Thinking about the keywords you want to rank for is really the first and foremost step you need to take for your SEO strategy. Still, keyword research can be quite daunting. So, which keyword research mistakes should you avoid at all times? In this post, I’ll take you through the most common keyword research mistakes people are making. Being aware of these mistakes helps you set up a successful keyword research strategy and avoid practices that harm your rankings.
#1 Incorrect Keyword Research
Some people seem to think that they can forego keyword research, or that it’s no longer important. Doing proper keyword research can indeed be a tough, time-consuming process. And it’s true that ranking high isn’t just a matter of stuffing the right keyword in your text, and it hasn’t been for a long time. But skipping or winging your keyword research means you create content without a single idea of what your potential users are looking for.

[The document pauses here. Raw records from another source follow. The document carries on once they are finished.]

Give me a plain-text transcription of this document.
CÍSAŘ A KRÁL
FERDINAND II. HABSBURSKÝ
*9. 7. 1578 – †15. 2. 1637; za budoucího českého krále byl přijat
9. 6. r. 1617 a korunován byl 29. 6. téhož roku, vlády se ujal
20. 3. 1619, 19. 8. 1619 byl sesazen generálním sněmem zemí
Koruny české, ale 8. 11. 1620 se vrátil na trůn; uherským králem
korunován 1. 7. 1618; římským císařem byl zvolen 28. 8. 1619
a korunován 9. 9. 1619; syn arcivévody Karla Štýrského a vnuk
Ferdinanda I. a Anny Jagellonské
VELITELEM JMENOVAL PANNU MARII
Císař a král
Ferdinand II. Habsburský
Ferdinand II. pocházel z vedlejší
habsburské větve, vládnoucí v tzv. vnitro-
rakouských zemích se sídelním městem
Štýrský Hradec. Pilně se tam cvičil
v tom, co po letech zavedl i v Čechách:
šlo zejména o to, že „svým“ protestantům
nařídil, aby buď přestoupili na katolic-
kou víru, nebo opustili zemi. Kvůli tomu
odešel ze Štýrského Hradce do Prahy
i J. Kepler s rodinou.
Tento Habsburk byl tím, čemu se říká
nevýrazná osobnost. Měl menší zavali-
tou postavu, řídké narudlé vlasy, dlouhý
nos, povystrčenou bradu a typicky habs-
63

Don’t make the mistake of thinking that you’ll just instinctively know what your audience wants.
It’s still crucial you take some time to really dive into the language of your audience. Which words do they use? What terms do they search for? Which terms are competitive and which less so? The result of your keyword research should be an extensive list of keywords you would like to rank for. Make sure to update your keyword research list or sheet regularly. Your audience may change, as could your business focus and business needs. That has implications for your keyword strategy as well.
#2 Disconsiderring the Search Intent
More than ever, taking a good look at search intent is a crucial part of keyword research. You need to have a clear idea of the kind of intent that’s behind your keywords. People could be looking for information (informational intent), a specific website (navigational intent), or they might want to buy something (commercial or transactional intent). And that’s not all there is to it, as search engines aim to give users the exact answer they’re looking for. In other words, if your content doesn’t match searcher’s intent, it probably won’t make it to the results pages, no matter how great and well-optimized it is.

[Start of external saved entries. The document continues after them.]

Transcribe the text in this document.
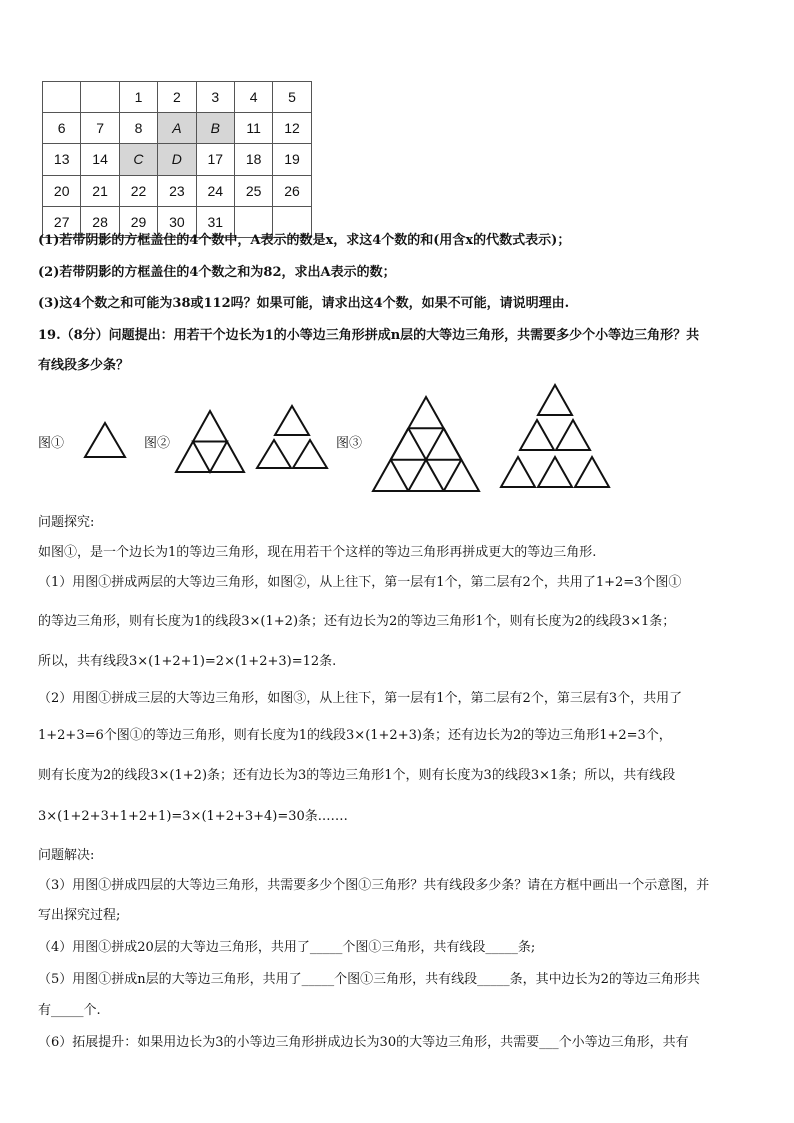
		1	2	3	4	5
6	7	8	A	B	11	12
13	14	C	D	17	18	19
20	21	22	23	24	25	26
27	28	29	30	31		
(1)若带阴影的方框盖住的4个数中，A表示的数是x，求这4个数的和(用含x的代数式表示)；
(2)若带阴影的方框盖住的4个数之和为82，求出A表示的数；
(3)这4个数之和可能为38或112吗？如果可能，请求出这4个数，如果不可能，请说明理由.
19.（8分）问题提出：用若干个边长为1的小等边三角形拼成n层的大等边三角形，共需要多少个小等边三角形？共
有线段多少条？
图①	图②	图③
问题探究:
如图①，是一个边长为1的等边三角形，现在用若干个这样的等边三角形再拼成更大的等边三角形.
（1）用图①拼成两层的大等边三角形，如图②，从上往下，第一层有1个，第二层有2个，共用了1+2=3个图①
的等边三角形，则有长度为1的线段3×(1+2)条；还有边长为2的等边三角形1个，则有长度为2的线段3×1条；
所以，共有线段3×(1+2+1)=2×(1+2+3)=12条.
（2）用图①拼成三层的大等边三角形，如图③，从上往下，第一层有1个，第二层有2个，第三层有3个，共用了
1+2+3=6个图①的等边三角形，则有长度为1的线段3×(1+2+3)条；还有边长为2的等边三角形1+2=3个，
则有长度为2的线段3×(1+2)条；还有边长为3的等边三角形1个，则有长度为3的线段3×1条；所以，共有线段
3×(1+2+3+1+2+1)=3×(1+2+3+4)=30条.……
问题解决:
（3）用图①拼成四层的大等边三角形，共需要多少个图①三角形？共有线段多少条？请在方框中画出一个示意图，并
写出探究过程;
（4）用图①拼成20层的大等边三角形，共用了_____个图①三角形，共有线段_____条;
（5）用图①拼成n层的大等边三角形，共用了_____个图①三角形，共有线段_____条，其中边长为2的等边三角形共
有_____个.
（6）拓展提升：如果用边长为3的小等边三角形拼成边长为30的大等边三角形，共需要___个小等边三角形，共有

So, it’s important to evaluate whether the content you plan to publish for a certain keyword is in line with what people are looking for. You can do that by looking at the search results. Do the types of intent match? What answers do people want? Is your content in the right form? For instance, if you wrote an extensive DIY post to rank for the term [wedding decorations] and all you see in the results pages are online stores selling wedding decorations, it’s time to rethink your strategy.
#3 Using Unpopular Keywords
This mistake is partly related to the previous one. If you don’t look at search intent, you’re more likely to optimize for words that potential visitors or customers won’t use. Two things can happen: either you do offer something people are looking for, but these potential visitors simply use different keywords and therefore won’t find you. Or, your keywords are too long tail and don’t get any traffic.
The keywords you aim to rank for should be the same words your customers use. Always try to use the language of your audience. Imagine yourself selling dresses for gala events. In your marketing, you refer to these dresses as ‘gala dresses’. However, most people do not search for [gala dress]. They search for [gown] or [evening dress]. You won’t get much traffic for the search term [gala dress] compared to the search terms [gown] or [evening dress].
#4 Grammar Mistakes
Always check if you should target the plural or the singular form of a specific keyword. Should you aim to rank for [ballet shoe] or for [ballet shoes]? Do people search for [holiday home] or [holiday homes]? While Google can recognize that the plural and singular versions of a word refer to the same thing, the search result pages and the number of results are often still different, because what users are looking for differs slightly.
In this case, again, it’s important to think about the intent of people searching for your keyword. Someone looking for the singular version of a keyword may be looking for information, while someone looking for the plural version could be looking to compare products and/or buy something. In any case, whether you should use a singular or a plural depends on your specific keyword and its intent, so take that into account.
#5 Lack of Evaluation
If you aim to rank for certain terms, make sure to check whether you succeed. You need to evaluate regularly if people actually find your articles. One way to do that is googling your proposed focus keyword every now and then. But be aware that your search results may be biased because Google has personalized search.